How many of those "extended" characters do you really need?

Type Minds's picture

I'm in the process of planning out a new type family and I'd like it to cover as much of the Latin, Greek, and Cyrillic scripts as is practical (i.e. in modern use - I'm not too worried about ancient or archaic languages). Looking through the Unicode Standard, I realize just how little I really know about the Latin script alone! So I'm trying to sort through the various code charts to figure out which characters I need.

I already know to include all the characters in Basic Latin, Latin-1 Supplement, and Latin Extended-A. I know the basic diacritics, punctuation, "letterlike symbols," etc. I can identify the basic necessities for the Greek and Cyrillic scripts. But beyond that I'm lost. The following is a list of Unicode pages I'm interested in. Any advice on which to include and which to ignore would be great.

Latin Extended-B, -C, -D, & Additional
IPA Extensions
Spacing Modifier Letters (besides the basic diacritics)
Combining Diacritical Marks (besides the basics)
Greek and Coptic (beyond the basic alphabet)
Cyrillic (same)
Cyrillic Supplement
Phonetic Extensions & Supplement
Comb. Diacritics Supp.
Greek Ext.
General Punctuation, Supp. Punctuation
Superscripts and Subscripts
Currency Symbols
Letterlike Symbols
Cyrillic Ext.-A & -B

Igor Freiberger's picture


some of your doubts were mine some time ago.

Do the contrary: define which languages you want to support and then include the proper characters. Unicode blocks are heterogeneous and the Latin ones brings together glyphs needed to less common European languages besides Asian languages, Medieval characters and even Roman signs.

For example: Latin Extended Additional includes 1E9E, the German uppercase double S. It seems ok to include that. In the same block you find the Vietnamese accented and double-accented vowels. Of course, you would ignore them if Vietnamese support is out of your target. This Unicode block also adds several precomposed combinations to support Indic, Hebrew and Cyrillic transliterations. Again, you must chose if transliterations would be supported.

A similar definition must be made about Phonetic alphabets, currency and letterlike symbols. This will take some research, but you will not include unnecessary glyphs.

Some basic information about the blocks you did mention:

01. Latin B has mostly glyphs to African languages, but also mix rarely used European glyphs and Pinyin transliteration.

02. Latin C brings glyphs to Cyrillic transliterations and old African orthographies. 2C6D and 2C70 are needed to complete African support, the remaining probably are out of your scope.

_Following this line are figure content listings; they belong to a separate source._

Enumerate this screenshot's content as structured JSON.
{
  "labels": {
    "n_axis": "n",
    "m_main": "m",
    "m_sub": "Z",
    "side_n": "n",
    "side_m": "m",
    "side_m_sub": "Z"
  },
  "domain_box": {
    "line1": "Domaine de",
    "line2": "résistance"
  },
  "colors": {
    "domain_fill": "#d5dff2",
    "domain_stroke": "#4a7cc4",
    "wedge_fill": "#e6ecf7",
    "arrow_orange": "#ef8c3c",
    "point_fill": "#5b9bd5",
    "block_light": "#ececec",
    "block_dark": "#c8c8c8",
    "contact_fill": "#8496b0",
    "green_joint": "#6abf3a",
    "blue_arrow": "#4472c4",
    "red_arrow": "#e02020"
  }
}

03. Latin D has many Medieval additions and support for old orthographies. Probably the whole block is unnecessary to you.

04. Latin Additional is a mess. Define the languages and look in detail this block.

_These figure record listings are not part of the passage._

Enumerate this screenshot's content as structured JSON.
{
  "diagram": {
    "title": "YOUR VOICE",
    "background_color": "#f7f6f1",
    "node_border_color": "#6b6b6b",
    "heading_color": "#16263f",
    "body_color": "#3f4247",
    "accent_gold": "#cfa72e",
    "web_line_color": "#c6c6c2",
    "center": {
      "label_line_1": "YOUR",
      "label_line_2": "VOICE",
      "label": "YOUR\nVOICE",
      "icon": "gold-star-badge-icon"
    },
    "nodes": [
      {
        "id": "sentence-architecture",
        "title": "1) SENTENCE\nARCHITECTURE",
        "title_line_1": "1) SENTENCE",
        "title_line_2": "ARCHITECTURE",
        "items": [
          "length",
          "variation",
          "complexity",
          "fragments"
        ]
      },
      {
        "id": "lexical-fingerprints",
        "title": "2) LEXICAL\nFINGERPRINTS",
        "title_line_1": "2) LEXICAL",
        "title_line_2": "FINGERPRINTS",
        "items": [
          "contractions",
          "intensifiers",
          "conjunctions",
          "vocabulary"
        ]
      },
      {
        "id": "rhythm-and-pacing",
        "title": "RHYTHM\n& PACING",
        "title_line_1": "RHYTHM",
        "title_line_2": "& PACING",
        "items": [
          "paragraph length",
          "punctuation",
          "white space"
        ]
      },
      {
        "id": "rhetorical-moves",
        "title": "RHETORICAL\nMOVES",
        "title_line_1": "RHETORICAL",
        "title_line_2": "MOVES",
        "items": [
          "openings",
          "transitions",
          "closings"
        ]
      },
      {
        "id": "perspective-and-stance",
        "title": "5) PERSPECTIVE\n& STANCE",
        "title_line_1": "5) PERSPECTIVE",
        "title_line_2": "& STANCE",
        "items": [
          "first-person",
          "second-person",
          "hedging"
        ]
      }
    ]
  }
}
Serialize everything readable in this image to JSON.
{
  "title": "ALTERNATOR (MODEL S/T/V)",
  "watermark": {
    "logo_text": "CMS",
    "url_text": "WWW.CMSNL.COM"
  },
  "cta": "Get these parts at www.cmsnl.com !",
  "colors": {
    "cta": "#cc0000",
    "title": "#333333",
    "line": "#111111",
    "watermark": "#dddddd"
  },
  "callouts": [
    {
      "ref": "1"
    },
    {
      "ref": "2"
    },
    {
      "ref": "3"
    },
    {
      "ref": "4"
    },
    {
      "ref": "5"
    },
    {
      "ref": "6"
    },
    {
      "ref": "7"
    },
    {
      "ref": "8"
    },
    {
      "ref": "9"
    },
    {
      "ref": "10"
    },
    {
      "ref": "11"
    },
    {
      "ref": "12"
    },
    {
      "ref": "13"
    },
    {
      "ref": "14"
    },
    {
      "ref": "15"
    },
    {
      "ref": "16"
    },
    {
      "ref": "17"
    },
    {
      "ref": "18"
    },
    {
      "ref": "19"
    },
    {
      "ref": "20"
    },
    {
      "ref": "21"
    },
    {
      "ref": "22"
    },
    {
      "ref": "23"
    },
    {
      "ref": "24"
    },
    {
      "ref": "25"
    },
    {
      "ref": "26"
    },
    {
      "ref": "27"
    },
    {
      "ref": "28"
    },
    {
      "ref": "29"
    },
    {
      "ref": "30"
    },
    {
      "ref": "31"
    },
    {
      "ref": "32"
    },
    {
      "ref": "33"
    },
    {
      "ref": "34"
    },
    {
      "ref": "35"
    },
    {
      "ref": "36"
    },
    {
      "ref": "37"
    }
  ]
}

05. IPA and Phonetic block. Just needed to phonetic support.

06. Super and subscripts. Add the whole block.

07. Currencies. The very basic set is: dollar, cent, pound, yen, currency (generic) and euro. An improved set also includes thai, cólon, naira, won, new sheqel, kruvinia (hryvnia), tenge, new rupee (20B9) and tugrik. Most of others are historical.

08. Letterlike. nº, liter, estimated, TM, and Ohm are basic. Others may be included or not according to your scope, but are not essential.

09. Punctuation. Basic: 2002, 2003, 2013, 2014, 2018 to 2022, 2026, 2027, 2032, 2033, 2039, 203A, and 2044,

The thread where I presented my own font project has some good information about this, kindly gave by fellow typophilers. The link above points to where this discussion begun.

Other threads I also begun may be useful:
Unicode and diacritics
Eng and hooked N
Currencies and others
Greek and Cyrillic
Slashed letters

Ray Larabie's picture

I already know to include all the characters in Basic Latin, Latin-1 Supplement, and Latin Extended-A.

Here are few never-gonna-get-used-outside-of-a-historical-context Latin ext glyphs you can skip.

Aringacute 01FA
aringacute 01FB
kgreenlandic 0138
napostrophe 0149
longs 017F

Type Minds's picture

Freiberger: Thanks for your thorough information and useful links. Having read (or at least skimmed through) a dozen or so threads, I am thinking I'll probably cut back on my original plans and stick to a more standard set of characters. Unfortunately, I do not have your skill nor your dedication! (Given how long you've been working on Palimpsest, I'd probably need at least ten years to do a project that size!)

Fortunately, there seem to be plenty of good examples for "semi-extended" character sets in Latin, Greek, and Cyrillic. And if I ever become ambitious enough to attempt full Latin support, I will certainly look to your Palimpsest and Mr. Stötzner's Andron to get a better idea of the glyphs I would need.

typodermic: Thanks for the heads-up on those characters.

Igor Freiberger's picture

For a "semi-extended" character set, the one from Minion Pro seems to be excellent –and already a huge project. Just note the position used in Minion for Vietnamese circumflex+grave (e.g., 1EA6) is not the preferred one.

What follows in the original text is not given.